I let her give me a few hotel names, like I might actually stay at one or the other, but I got the address for the Champion, paid up, giving her a good tip, and left out of there.
The part of town where the Hotel Champion was, was just as nasty as the lady had said. There were people hanging around on the streets, and leaning into corners, and there was trash everywhere. It wasn’t exactly a place that fostered a lot of pride.
I found the Hotel Champion and parked out front. There was a couple fellas on the street eyeing my car. One was skinny. One was big. They were dressed up with nice hats and shoes, just like they had jobs. But if they did, they wouldn’t have been standing around in the middle of the day eyeing my Chevy.
I pulled the .45 out of the glove box and stuck it in my pants, at the small of my back.
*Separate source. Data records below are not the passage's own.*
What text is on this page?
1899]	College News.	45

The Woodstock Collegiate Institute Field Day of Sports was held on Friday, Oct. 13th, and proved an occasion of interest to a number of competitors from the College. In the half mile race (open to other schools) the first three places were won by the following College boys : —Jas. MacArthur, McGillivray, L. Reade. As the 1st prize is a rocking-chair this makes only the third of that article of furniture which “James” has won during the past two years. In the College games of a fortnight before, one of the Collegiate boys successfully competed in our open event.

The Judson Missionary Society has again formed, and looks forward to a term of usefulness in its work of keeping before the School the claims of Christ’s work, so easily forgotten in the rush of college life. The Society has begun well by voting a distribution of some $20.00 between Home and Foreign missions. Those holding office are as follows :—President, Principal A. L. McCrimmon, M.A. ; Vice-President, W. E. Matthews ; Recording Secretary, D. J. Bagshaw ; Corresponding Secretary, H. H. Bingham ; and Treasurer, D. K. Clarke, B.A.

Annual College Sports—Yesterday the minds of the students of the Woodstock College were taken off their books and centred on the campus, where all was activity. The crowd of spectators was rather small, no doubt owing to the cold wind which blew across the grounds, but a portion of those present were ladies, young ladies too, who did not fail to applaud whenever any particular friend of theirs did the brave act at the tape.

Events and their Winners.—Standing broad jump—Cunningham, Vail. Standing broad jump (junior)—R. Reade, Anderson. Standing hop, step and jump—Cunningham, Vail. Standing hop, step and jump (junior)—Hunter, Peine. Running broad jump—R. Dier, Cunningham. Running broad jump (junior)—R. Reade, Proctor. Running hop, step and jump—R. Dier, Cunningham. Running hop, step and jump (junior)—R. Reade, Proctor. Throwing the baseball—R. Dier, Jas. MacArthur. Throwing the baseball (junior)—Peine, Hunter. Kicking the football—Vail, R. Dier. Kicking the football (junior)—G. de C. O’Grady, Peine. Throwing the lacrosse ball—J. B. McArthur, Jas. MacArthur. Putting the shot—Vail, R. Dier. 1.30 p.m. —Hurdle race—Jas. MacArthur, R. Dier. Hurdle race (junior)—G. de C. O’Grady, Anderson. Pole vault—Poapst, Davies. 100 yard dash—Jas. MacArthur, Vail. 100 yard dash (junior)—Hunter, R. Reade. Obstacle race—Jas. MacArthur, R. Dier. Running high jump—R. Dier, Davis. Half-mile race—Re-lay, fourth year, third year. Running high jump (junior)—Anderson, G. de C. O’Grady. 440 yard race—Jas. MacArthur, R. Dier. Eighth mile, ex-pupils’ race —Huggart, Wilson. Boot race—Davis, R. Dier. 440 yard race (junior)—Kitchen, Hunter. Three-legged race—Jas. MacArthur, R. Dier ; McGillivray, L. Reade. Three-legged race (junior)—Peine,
My coat would cover it just right.
I got out and gave the hotel the gander. It was nice looking if you were blind in one eye and couldn’t see out the other.
There wasn’t any doorman, and the door was hanging on a hinge. Inside I saw a dusty stairway to my left, a scarred door to my right.
There was a desk in front of me. It had a glass hooked to it that went to the ceiling. There was a little hole in it low down on the counter that had a wooden stop behind it. There were fly specks on the glass, and there was a man behind the glass, perched on a stool, like a frog on a lily pad. He was fat and colored and his hair had blue blanket wool in it. I didn’t take it for decoration. He was just a nasty son-of-a-bitch.